Monday, May 22, 2017

When Children Go Astray, It May Not Be the Parents' Fault

It is a good and godly thing for Christian parents to strive to have a godly home and to raise their children under the restraints of God's Word. Though some parents go overboard at times in their fear that their children will be given over to the world, there should definitely be a difference between worldly homes and those of believers.

Yet, Christian parents may do all they can according to the best of their knowledge, ability, and the grace of God in giving them wisdom in child rearing and still have children who chuck it all out the window when they reach adulthood, sometimes even before then.

Those looking in from the outside will almost always shift the blame to the parents. They were too strict, they were naive, they didn't socialize them enough, and on and on. Whispers, gossip, and slander often abound even among their peer families in the church.

But, one of my favorite preachers of all time, Charles Spurgeon (1834-1892), says in his message "The Monster Dragged to Light,"

"Another strange thing I have often noticed — as a proof of sin's power to gather poison from the most healthful flowers — is that some transgress all the more because they have been placed under the happy restraints of godliness. Though trained to piety and virtue, they rush into the arms of vice as though it were their mother! As gnats fly at a candle as soon as ever they catch sight of it, so do these infatuated ones dash into evil! Young people who are placed in the Providence of God where no temptations ever assail them — in the midst of holy and quiet homes where the very name of evil scarcely comes — will often fret and worry themselves to get out into what they call 'life' and thrust their souls into the perils of bad company.

"The sons and daughters of Adam long to eat of the tree of the knowledge of good and evil. Their very preservation from temptation grows irksome to them. They loathe the fold and long for the wolf! They think themselves deprived because they have not been born in the midst of licentiousness and tutored in crime. Strange infatuation! And yet many a parent's heart has been broken by this freak of depravity — this reckless lust for evil! The younger son had the best of fathers and yet he could never be quiet until he had gained his independence and had brought himself to beggary in a far country by spending his living with harlots." [emphasis mine]*

No parent is without sin — those who think they are let them cast the first stone! — but there are many Christian parents who have done all they can in good conscience to raise their children in the fear of the Lord only to have them jump ship as soon as they get sight of the shore. For those parents, I hope you will take comfort in Spurgeon's assessment of this reality and stop taking on the false guilt of the Accuser and his minions, both in the world and the church.
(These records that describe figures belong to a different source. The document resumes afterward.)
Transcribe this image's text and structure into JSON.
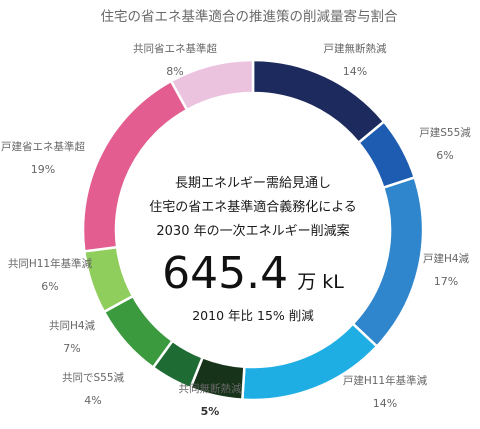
{
  "chart_data": {
    "type": "pie",
    "title": "住宅の省エネ基準適合の推進策の削減量寄与割合",
    "series": [
      {
        "name": "戸建無断熱減",
        "value": 14,
        "label": "14%",
        "color": "#1c2a5e"
      },
      {
        "name": "戸建S55減",
        "value": 6,
        "label": "6%",
        "color": "#1d5cb0"
      },
      {
        "name": "戸建H4減",
        "value": 17,
        "label": "17%",
        "color": "#2f86cc"
      },
      {
        "name": "戸建H11年基準減",
        "value": 14,
        "label": "14%",
        "color": "#1eaee3"
      },
      {
        "name": "共同無断熱減",
        "value": 5,
        "label": "5%",
        "color": "#173319"
      },
      {
        "name": "共同でS55減",
        "value": 4,
        "label": "4%",
        "color": "#1f6b34"
      },
      {
        "name": "共同H4減",
        "value": 7,
        "label": "7%",
        "color": "#3b9a3e"
      },
      {
        "name": "共同H11年基準減",
        "value": 6,
        "label": "6%",
        "color": "#8fcd5c"
      },
      {
        "name": "戸建省エネ基準超",
        "value": 19,
        "label": "19%",
        "color": "#e35d90"
      },
      {
        "name": "共同省エネ基準超",
        "value": 8,
        "label": "8%",
        "color": "#ecc3df"
      }
    ],
    "center": {
      "line1": "長期エネルギー需給見通し",
      "line2": "住宅の省エネ基準適合義務化による",
      "line3": "2030 年の一次エネルギー削減案",
      "value": "645.4",
      "unit": "万 kL",
      "line4": "2010 年比 15% 削減"
    }
  }
}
If you have a prodigal, never stop praying and looking for their return. If there have been errors or sins in your parenting, confess them to your children and ask their forgiveness. Love them and witness to them as the Lord gives you opportunities, always keeping in mind that the prodigal is actually running away from God and is ultimately accountable to Him. Yet, we are His ambassadors, begging them to be reconciled to Him. While there is life, there is hope.